If you have a question, please contact me at hiranumn@cs.washington.edu

Logistic Regression and Neural Networks using SGD

In this assignment you are performing binary classification on handwritten digits data from MNIST database using logisitc regression and neural nets.

Here are some webpages that might help you understand the material, in addition to the lecture slides/notes you can find under our course website.

First get the assignment by running:

git clone https://github.com/hiranumn/LR_NN_via_SGD
cd LR_NN_via_SGD

What you will see in the folder:

test.py contains unit tests to check your implementation.
sgd.py contains functions that train logsitic regression and neural net models using SGD. You will be submitting this file.
data.py contains helper functions that load the MNIST data. Do NOT modify this file.

Download mnist.zip from the course website and extract it to the same folder.

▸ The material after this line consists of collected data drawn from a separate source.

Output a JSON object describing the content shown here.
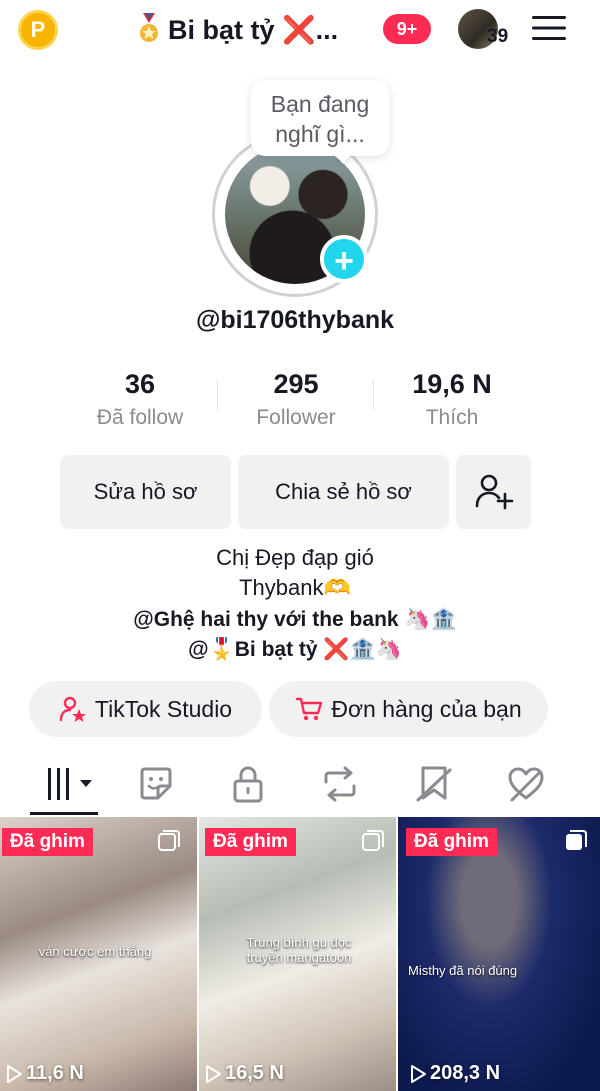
{
  "header": {
    "coin_letter": "P",
    "title": "Bi bạt tỷ ❌...",
    "notifications": "9+",
    "friends_count": "39"
  },
  "profile": {
    "bubble_text_line1": "Bạn đang",
    "bubble_text_line2": "nghĩ gì...",
    "username": "@bi1706thybank"
  },
  "stats": [
    {
      "value": "36",
      "label": "Đã follow"
    },
    {
      "value": "295",
      "label": "Follower"
    },
    {
      "value": "19,6 N",
      "label": "Thích"
    }
  ],
  "buttons": {
    "edit_profile": "Sửa hồ sơ",
    "share_profile": "Chia sẻ hồ sơ"
  },
  "bio": {
    "line1": "Chị Đẹp đạp gió",
    "line2": "Thybank🫶",
    "line3": "@Ghệ hai thy với the bank 🦄🏦",
    "line4": "@🎖️Bi bạt tỷ ❌🏦🦄"
  },
  "pills": {
    "studio": "TikTok Studio",
    "orders": "Đơn hàng của bạn"
  },
  "tabs": [
    "videos-grid",
    "stickers",
    "private-lock",
    "reposts",
    "favorites",
    "liked"
  ],
  "videos": [
    {
      "pinned": "Đã ghim",
      "caption": "ván cược em thắng",
      "views": "11,6 N"
    },
    {
      "pinned": "Đã ghim",
      "caption": "Trung bình gu đọc truyện mangatoon",
      "views": "16,5 N"
    },
    {
      "pinned": "Đã ghim",
      "caption": "Misthy đã nói đúng",
      "views": "208,3 N"
    }
  ],
  "colors": {
    "accent": "#fe2c55",
    "avatar_plus": "#20d5ec",
    "coin": "#f7b500"
  }
}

You are required to use Python 2.7 and Numpy for vectorizing your calculations. It is strongly recommended that you avoid using forloops as much as possible for matrix calculations. If you have not installed Numpy, Annaconda offers Python 2.7 distribution with various scientific packages including Numpy.

Step 1: Implementing `logistic()` [5 pts]

In sgd.py, you will find an empty function called logistic(). The logistic() function should take in a Numpy matrix of floats and apply a logistic function f(x)=1/(1+e^-x) elementwise. The output should be a numpy matrix with size equal to that of the input. Here is the Wikipedia page for logistic functions if you are not clear on what they are. Fill in logistic().

Step 2: Implementing `accuracy()` [5 pts]

We need a way to measure the performance of your model. The accuracy() function will do this for you.
It takes the following arguments:

data: a Python list of datapoints.
predictions: a Python list of 1 by 1 Numpy matrices containing your predictions.

Let us first start by explaining the structure of a datapoint. We represent a datapoint as a 2-element dictionary. The first key label is mapped to a matrix for the true label, and the second key features is mapped to a 1 by d matrix representing the features for the datapoint.

Yes, it is a bit strange that predictions is a list of 1 by 1 matrices, but this will make it easier to extend logistic regression to neural nets later in this assignment. Given data and predictions, accuracy() simply computes (# correct predictions)/(# predictions made) and outputs it as a float. Fill in accuracy().

Step 3: Implementing logistic regression as a single layer NN

In this section, you will be implementing logistic regression as a single layer neural net with a single output.

Let us start by explaining the model class. Upon instantiation, the model class takes in a Python list of integers indicating the structure of a neural net. The first element of the list indicates the number of inputs, and the last element of the list indicates the number of nodes in the output layer. Any number in the middle indicates the number of nodes in a hidden layer. Let me give you some examples.

[13, 1] indicates that this is a single layer neural net with 13 inputs and 1 output. Given that we are using logistic activation function, this is exactly equal to logistic regression model with 13 features.
[10, 4, 3, 3] indicates that there are 10 inputs. This is followed by the first hidden layer with 4 nodes and the second hidden layer with 3 nodes. Finally, there is an output layer with 3 nodes.

For now, you can assume that the model is always a single layer NN with a single output. So the argument to the constructor is always [x,1], where x is the number of features in a data point.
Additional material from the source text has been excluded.